Papers by Author: David E.J. Armstrong

Abstract: As the thickness of multi-crystalline silicon solar cells continues to reduce, understanding the mechanical properties of the material is of increasing importance. In this study, a variety of techniques are used to study multi-crystalline silicon. Fracture tests are performed using four- and three-point bending. The fracture stress of as-sawn material reduces with increasing beam width and is increased in beams with a polished front surface. This indicates that fracture initiates from surface flaws. Modifications to standard fracture testing, including testing under liquid, are made so that beams fracture into just two pieces. By determining the crystallography either side of the location of fracture, multi-crystalline silicon was found to fail by transgranular fracture in the samples studied. Further evidence for this is gained from indentation experiments at grain boundaries. In order to understand the relative strength of grain boundaries, new approaches need to be considered. Therefore, a novel micromechanical technique, which enables individual grain boundaries to be studied, has started to be applied to multi-crystalline silicon. A focused ion beam is used to mill micron-scale cantilevers across notched grain boundaries, which are then loaded to fracture using the tip of a nanoindenter. The technique is shown to reproduce the known fracture toughness of {110} planes in single-crystal silicon, giving a value of 0.7 ± 0.3MPam1/2. Preliminary results are presented for fracture of multi-crystalline silicon.

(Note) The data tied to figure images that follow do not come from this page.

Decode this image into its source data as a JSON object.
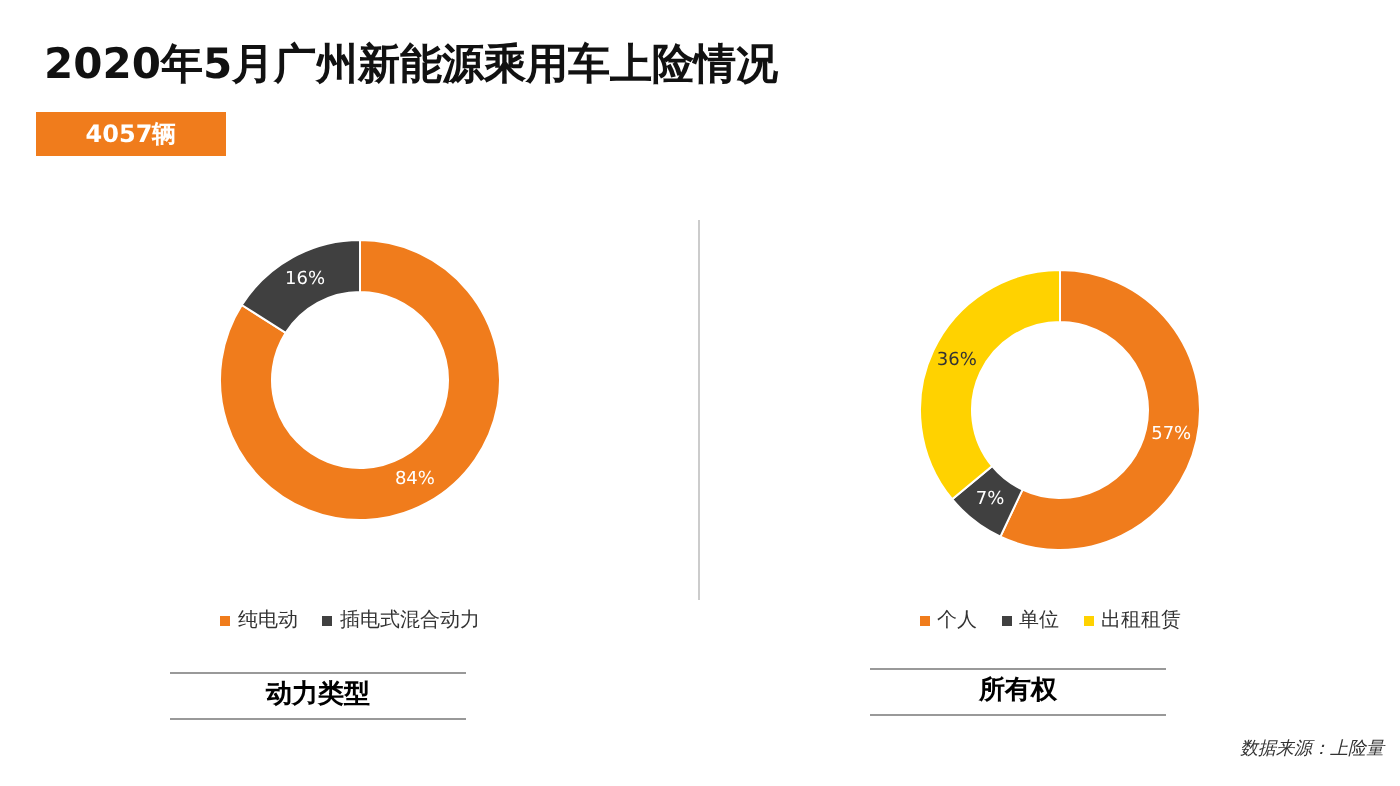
{
  "chart_data": [
    {
      "type": "donut",
      "title": "2020年5月广州新能源乘用车上险情况",
      "subtitle": "4057辆",
      "xlabel": "动力类型",
      "categories": [
        "纯电动",
        "插电式混合动力"
      ],
      "values": [
        84,
        16
      ],
      "colors": [
        "#f07c1c",
        "#404040"
      ],
      "value_labels": [
        "84%",
        "16%"
      ],
      "legend": "bottom"
    },
    {
      "type": "donut",
      "xlabel": "所有权",
      "categories": [
        "个人",
        "单位",
        "出租租赁"
      ],
      "values": [
        57,
        7,
        36
      ],
      "colors": [
        "#f07c1c",
        "#404040",
        "#ffd200"
      ],
      "value_labels": [
        "57%",
        "7%",
        "36%"
      ],
      "legend": "bottom",
      "annotations": [
        "数据来源：上险量"
      ]
    }
  ]
}
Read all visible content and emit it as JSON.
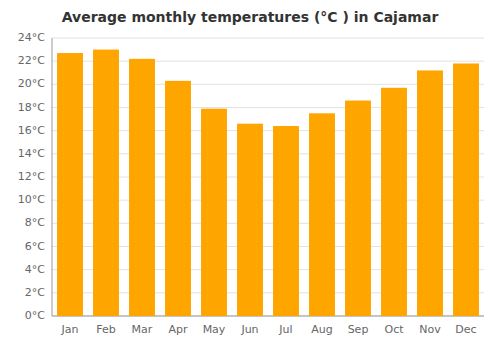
{
  "chart_data": {
    "type": "bar",
    "title": "Average monthly temperatures (°C ) in Cajamar",
    "categories": [
      "Jan",
      "Feb",
      "Mar",
      "Apr",
      "May",
      "Jun",
      "Jul",
      "Aug",
      "Sep",
      "Oct",
      "Nov",
      "Dec"
    ],
    "values": [
      22.7,
      23.0,
      22.2,
      20.3,
      17.9,
      16.6,
      16.4,
      17.5,
      18.6,
      19.7,
      21.2,
      21.8
    ],
    "color": "#FFA500",
    "ylim": [
      0,
      24
    ],
    "yticks": [
      {
        "value": 0,
        "label": "0°C"
      },
      {
        "value": 2,
        "label": "2°C"
      },
      {
        "value": 4,
        "label": "4°C"
      },
      {
        "value": 6,
        "label": "6°C"
      },
      {
        "value": 8,
        "label": "8°C"
      },
      {
        "value": 10,
        "label": "10°C"
      },
      {
        "value": 12,
        "label": "12°C"
      },
      {
        "value": 14,
        "label": "14°C"
      },
      {
        "value": 16,
        "label": "16°C"
      },
      {
        "value": 18,
        "label": "18°C"
      },
      {
        "value": 20,
        "label": "20°C"
      },
      {
        "value": 22,
        "label": "22°C"
      },
      {
        "value": 24,
        "label": "24°C"
      }
    ],
    "grid": true
  }
}
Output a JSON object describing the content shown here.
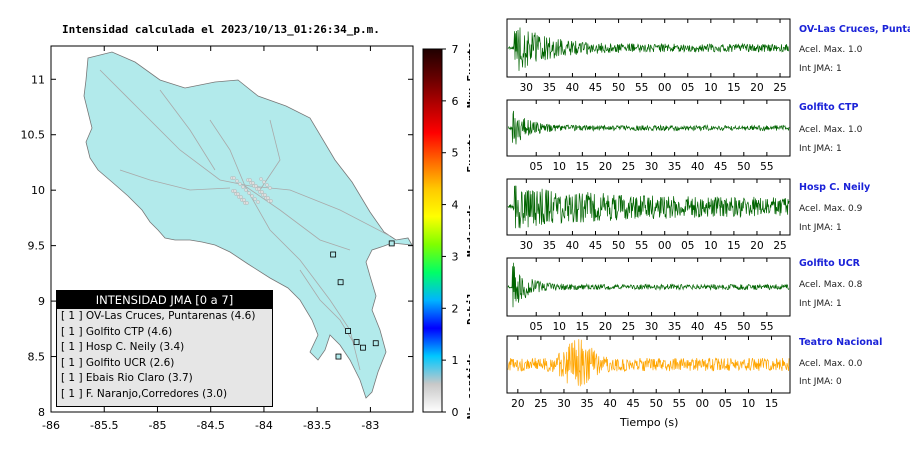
{
  "title": "Intensidad calculada el 2023/10/13_01:26:34_p.m.",
  "colorbar": {
    "ticks": [
      "0",
      "1",
      "2",
      "3",
      "4",
      "5",
      "6",
      "7"
    ],
    "levels": [
      "No sentido",
      "Debil",
      "Moderado",
      "Fuerte",
      "Muy Fuerte"
    ],
    "colors": [
      "#ffffff",
      "#c8c8c8",
      "#00c8ff",
      "#0000ff",
      "#00b4ff",
      "#00ff66",
      "#80ff00",
      "#ffff00",
      "#ffc800",
      "#ff6600",
      "#ff0000",
      "#b40000",
      "#640000",
      "#200000"
    ]
  },
  "map": {
    "x_ticks": [
      "-86",
      "-85.5",
      "-85",
      "-84.5",
      "-84",
      "-83.5",
      "-83"
    ],
    "y_ticks": [
      "8",
      "8.5",
      "9",
      "9.5",
      "10",
      "10.5",
      "11"
    ],
    "land_color": "#b2eaeb"
  },
  "legend": {
    "title": "INTENSIDAD JMA [0 a 7]",
    "items": [
      "[ 1 ]  OV-Las Cruces, Puntarenas (4.6)",
      "[ 1 ]  Golfito CTP (4.6)",
      "[ 1 ]  Hosp C. Neily (3.4)",
      "[ 1 ]  Golfito UCR (2.6)",
      "[ 1 ]  Ebais Rio Claro (3.7)",
      "[ 1 ]  F. Naranjo,Corredores (3.0)"
    ]
  },
  "chart_data": [
    {
      "type": "map",
      "xlim": [
        -86,
        -82.6
      ],
      "ylim": [
        8,
        11.3
      ],
      "stations": [
        {
          "lon": -82.8,
          "lat": 9.52
        },
        {
          "lon": -83.35,
          "lat": 9.42
        },
        {
          "lon": -83.28,
          "lat": 9.17
        },
        {
          "lon": -83.21,
          "lat": 8.73
        },
        {
          "lon": -83.13,
          "lat": 8.63
        },
        {
          "lon": -83.07,
          "lat": 8.58
        },
        {
          "lon": -82.95,
          "lat": 8.62
        },
        {
          "lon": -83.3,
          "lat": 8.5
        }
      ]
    },
    {
      "type": "waveforms",
      "xlabel": "Tiempo (s)",
      "traces": [
        {
          "name": "OV-Las Cruces, Puntar",
          "acel": "Acel. Max. 1.0",
          "jma": "Int JMA: 1",
          "color": "#006400",
          "ticks": [
            "30",
            "35",
            "40",
            "45",
            "50",
            "55",
            "00",
            "05",
            "10",
            "15",
            "20",
            "25"
          ],
          "first_tick_frac": 0.04,
          "envelope": "early"
        },
        {
          "name": "Golfito CTP",
          "acel": "Acel. Max. 1.0",
          "jma": "Int JMA: 1",
          "color": "#006400",
          "ticks": [
            "05",
            "10",
            "15",
            "20",
            "25",
            "30",
            "35",
            "40",
            "45",
            "50",
            "55"
          ],
          "first_tick_frac": 0.075,
          "envelope": "spike"
        },
        {
          "name": "Hosp C. Neily",
          "acel": "Acel. Max. 0.9",
          "jma": "Int JMA: 1",
          "color": "#006400",
          "ticks": [
            "30",
            "35",
            "40",
            "45",
            "50",
            "55",
            "00",
            "05",
            "10",
            "15",
            "20",
            "25"
          ],
          "first_tick_frac": 0.04,
          "envelope": "long"
        },
        {
          "name": "Golfito UCR",
          "acel": "Acel. Max. 0.8",
          "jma": "Int JMA: 1",
          "color": "#006400",
          "ticks": [
            "05",
            "10",
            "15",
            "20",
            "25",
            "30",
            "35",
            "40",
            "45",
            "50",
            "55"
          ],
          "first_tick_frac": 0.075,
          "envelope": "spike"
        },
        {
          "name": "Teatro Nacional",
          "acel": "Acel. Max. 0.0",
          "jma": "Int JMA: 0",
          "color": "#ffa500",
          "ticks": [
            "20",
            "25",
            "30",
            "35",
            "40",
            "45",
            "50",
            "55",
            "00",
            "05",
            "10",
            "15"
          ],
          "first_tick_frac": 0.01,
          "envelope": "mid"
        }
      ]
    }
  ]
}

Abstract: The mechanical properties of Fe-Cr alloys were investigated in as-grown and in post-ion-implanted conditions. Sets of specimens were produced using dual implantations of Fe+ ions to give 1µm deep damaged layers with average damage levels of 0.35 displacements per atom and 5.33 displacements per atom. Nanoindentation was used to measure hardness as a function of depth and showed that implanted material had a higher hardness than unimplanted material. Additionally, micron-scale cantilevers were fabricated from the ion-damaged surface of the material and were tested using a nanoindenter for AFM-imaging and loading. The mechanical properties deduced from the controlled loading of these cantilevers pertain only to radiation-damaged material, and for the high-dose material show significant changes in Young’s modulus, yield stress and work-hardening.